I am nearly two weeks into a new year in my life, a new age.
As per my usual pre-birthday ritual, I panicked a bit. I always worry that between one day and the next, there will be some massive change. That things will get drastically worse simply because I’ve celebrated another year of my life. There was a period of time when I wasn’t wrong–things felt like they just kept going from bad to worse, and my birthday was always right in the middle of it. And then there was a period of time when I was wrong–things were okay. More than okay, often.
Actually, I’m still in that period now, where things are more than okay. And I’m in another period where my birthday celebrations last for more than just one day. (I particularly enjoy these more-than-one-day celebrations because they take the pressure off of trying to make my actual birthday a good day.) My birthday week involved an evening with a friend from New Zealand, a weekend with two of my old roommates from Ireland, dinner with family, a baseball game with my father, another dinner with family, and more birthday wishes than I could count.
So far into this new year, there has been laughter–more than I remember having in my life before. I don’t think that’s actually the case though. There is usually quite a bit of laughter (often thanks to my hilarious friends). Laughter is so important because it makes things better–easier, sweeter, more enjoyable, more full, and, of course, funnier. And with everything else that life brings–pain and grief and loss–laughter is absolutely necessary.

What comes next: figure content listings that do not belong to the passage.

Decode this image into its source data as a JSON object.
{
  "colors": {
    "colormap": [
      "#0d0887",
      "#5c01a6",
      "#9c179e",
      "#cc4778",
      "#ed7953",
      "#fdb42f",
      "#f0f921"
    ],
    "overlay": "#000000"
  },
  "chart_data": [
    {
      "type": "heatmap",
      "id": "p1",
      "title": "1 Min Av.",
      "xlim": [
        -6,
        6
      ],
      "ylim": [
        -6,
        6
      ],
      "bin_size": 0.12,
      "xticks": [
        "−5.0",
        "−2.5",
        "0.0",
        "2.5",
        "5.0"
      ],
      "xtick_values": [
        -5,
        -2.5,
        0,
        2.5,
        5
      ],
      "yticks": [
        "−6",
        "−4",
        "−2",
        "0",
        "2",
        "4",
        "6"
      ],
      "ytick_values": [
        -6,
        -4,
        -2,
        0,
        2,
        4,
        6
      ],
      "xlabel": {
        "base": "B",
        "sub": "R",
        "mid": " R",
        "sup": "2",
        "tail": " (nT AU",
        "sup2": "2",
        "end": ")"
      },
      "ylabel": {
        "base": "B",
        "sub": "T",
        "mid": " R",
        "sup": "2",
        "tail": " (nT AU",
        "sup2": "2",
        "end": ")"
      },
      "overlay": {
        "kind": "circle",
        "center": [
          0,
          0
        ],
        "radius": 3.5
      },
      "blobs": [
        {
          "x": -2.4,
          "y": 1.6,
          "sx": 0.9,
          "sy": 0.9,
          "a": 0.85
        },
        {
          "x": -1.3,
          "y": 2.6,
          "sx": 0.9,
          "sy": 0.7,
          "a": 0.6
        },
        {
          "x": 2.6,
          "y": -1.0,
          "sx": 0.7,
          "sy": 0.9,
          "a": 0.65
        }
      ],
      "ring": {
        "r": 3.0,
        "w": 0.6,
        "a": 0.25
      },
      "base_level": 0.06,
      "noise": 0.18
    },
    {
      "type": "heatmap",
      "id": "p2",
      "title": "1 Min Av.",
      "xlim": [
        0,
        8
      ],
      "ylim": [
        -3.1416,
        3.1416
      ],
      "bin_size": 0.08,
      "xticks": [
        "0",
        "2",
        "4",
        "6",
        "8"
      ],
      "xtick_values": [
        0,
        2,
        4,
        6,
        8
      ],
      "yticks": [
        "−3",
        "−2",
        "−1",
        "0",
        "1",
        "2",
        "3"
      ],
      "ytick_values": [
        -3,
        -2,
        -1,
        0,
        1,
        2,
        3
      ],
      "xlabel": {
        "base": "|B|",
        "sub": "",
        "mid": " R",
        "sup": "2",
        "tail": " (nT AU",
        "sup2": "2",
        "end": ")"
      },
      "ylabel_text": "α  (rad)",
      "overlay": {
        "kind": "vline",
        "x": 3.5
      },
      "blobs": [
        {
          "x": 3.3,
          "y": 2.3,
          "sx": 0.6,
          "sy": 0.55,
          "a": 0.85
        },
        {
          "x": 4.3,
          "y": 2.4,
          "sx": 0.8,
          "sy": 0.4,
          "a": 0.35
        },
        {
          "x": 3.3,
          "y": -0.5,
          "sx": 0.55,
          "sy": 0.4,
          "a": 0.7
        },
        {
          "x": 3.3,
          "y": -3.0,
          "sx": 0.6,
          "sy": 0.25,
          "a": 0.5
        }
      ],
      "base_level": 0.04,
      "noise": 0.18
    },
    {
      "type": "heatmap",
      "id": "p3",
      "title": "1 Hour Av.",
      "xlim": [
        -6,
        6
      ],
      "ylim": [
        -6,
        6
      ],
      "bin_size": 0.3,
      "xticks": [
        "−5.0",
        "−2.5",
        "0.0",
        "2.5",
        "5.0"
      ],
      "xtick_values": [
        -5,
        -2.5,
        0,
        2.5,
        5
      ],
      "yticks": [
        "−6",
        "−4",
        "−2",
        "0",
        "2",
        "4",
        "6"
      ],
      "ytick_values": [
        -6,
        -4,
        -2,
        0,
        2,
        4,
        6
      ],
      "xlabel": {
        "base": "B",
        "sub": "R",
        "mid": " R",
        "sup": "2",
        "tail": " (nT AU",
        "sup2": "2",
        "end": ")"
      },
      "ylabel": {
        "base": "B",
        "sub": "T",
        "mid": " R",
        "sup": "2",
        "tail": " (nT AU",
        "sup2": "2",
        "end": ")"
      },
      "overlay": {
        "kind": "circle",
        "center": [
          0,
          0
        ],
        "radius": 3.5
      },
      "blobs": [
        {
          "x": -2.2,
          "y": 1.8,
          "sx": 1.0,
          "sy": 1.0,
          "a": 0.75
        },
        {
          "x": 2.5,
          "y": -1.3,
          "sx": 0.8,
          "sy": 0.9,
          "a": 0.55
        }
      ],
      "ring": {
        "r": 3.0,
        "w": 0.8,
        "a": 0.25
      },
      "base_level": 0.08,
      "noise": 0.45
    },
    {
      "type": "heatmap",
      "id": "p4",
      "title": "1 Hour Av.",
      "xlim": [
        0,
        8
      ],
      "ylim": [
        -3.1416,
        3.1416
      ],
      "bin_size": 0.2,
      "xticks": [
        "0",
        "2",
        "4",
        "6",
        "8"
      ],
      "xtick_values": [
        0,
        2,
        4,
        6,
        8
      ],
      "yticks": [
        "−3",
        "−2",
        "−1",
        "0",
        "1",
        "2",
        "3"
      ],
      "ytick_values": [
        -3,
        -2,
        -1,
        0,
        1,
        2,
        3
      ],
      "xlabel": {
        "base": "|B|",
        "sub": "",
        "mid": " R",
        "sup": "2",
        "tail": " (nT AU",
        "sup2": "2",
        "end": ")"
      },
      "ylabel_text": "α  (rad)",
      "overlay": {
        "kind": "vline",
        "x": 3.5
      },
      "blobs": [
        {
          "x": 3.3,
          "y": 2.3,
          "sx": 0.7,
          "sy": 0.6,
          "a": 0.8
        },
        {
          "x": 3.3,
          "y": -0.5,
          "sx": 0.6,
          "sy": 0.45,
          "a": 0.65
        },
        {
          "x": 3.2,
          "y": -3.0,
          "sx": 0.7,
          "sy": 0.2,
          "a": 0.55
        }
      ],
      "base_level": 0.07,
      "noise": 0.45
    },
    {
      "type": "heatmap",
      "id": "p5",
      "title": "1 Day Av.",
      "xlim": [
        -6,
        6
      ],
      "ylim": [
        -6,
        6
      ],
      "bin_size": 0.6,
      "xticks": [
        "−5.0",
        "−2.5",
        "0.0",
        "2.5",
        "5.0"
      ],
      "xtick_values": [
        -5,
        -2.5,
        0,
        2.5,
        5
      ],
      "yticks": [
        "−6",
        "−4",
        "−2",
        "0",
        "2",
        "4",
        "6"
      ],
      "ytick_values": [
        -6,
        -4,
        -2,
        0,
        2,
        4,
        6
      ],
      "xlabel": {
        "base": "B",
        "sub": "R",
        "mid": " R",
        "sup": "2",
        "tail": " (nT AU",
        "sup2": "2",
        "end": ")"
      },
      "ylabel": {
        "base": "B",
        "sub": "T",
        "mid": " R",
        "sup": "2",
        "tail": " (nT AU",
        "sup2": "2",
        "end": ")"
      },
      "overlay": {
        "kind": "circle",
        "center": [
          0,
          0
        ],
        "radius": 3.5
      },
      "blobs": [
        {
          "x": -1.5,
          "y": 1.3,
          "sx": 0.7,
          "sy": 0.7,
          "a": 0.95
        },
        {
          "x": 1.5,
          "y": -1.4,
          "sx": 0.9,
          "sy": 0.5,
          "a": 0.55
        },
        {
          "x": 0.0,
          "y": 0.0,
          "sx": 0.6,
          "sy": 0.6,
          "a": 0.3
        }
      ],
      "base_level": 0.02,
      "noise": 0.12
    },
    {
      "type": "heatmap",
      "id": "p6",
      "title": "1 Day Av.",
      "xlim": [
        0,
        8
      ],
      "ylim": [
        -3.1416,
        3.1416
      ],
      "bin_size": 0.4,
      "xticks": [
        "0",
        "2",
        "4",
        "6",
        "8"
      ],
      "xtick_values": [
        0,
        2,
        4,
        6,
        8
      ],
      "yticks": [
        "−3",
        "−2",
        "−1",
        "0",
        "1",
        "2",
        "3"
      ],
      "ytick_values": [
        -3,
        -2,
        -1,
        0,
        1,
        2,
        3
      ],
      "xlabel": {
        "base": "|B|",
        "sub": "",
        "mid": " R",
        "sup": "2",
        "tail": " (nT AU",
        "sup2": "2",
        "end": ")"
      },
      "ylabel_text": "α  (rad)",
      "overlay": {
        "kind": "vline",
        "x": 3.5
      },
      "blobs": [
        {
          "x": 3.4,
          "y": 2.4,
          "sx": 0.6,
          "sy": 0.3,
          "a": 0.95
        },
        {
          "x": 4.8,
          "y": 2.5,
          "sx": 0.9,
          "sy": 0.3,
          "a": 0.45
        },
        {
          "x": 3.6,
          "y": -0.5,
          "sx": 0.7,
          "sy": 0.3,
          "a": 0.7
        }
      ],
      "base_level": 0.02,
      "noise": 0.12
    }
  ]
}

The belly-shaking, stomach-aching, knee-slapping, eye-tearing kind that has you rolling on the floor or falling out of your seat, and eventually it wears you out. A night full of laughter makes things okay. It helps keep us young and in the moment. What does living in the moment have to do with staying young though? It can be far less stressful to live in the moment. To make choices day by day instead of trying to map out a ten year plan. To enjoy what you have instead of constantly wishing for more.
Age is a number, one that many people get easy wrapped up in. There is an overall obsession with age. Accomplishing certain things by this age or gaining success by another age. Being too young or too old. I know that I worry about it often as well. Have I done enough for my age? Should I have done more earlier, or is it okay to be one or two steps behind? But it is crazy. So you’ve been alive for so many years and you’ve accomplished so many things and you’ve hit so many milestones… But how old are you really? Are the years you have been alive the only marker that represents you? And how do your years compare to someone else’s? They don’t.
What really counts, I believe, are how old your mind, your body, and your soul are. The “ages” of each of these things do not always correspond. You can have an old soul, but a young body and mind. An old body with the mind and soul of a teenager. A wise, old mind with the soul and body of a college student. Whatever your age, it is important to treat each part of you appropriately: to challenge and teach your mind; to nourish, grow, and strengthen your body; to brighten and expand your soul.
At the end of the day, your years on this earth will not make or break you. It is what you do with your time that counts most, but remember–there is no deadline or limit to when you need to check things off of a list. In my new year, I want to take my time. I want to explore and learn more. I want to make myself a better person. I want to write, to dream, to be.
What will you do with your new year?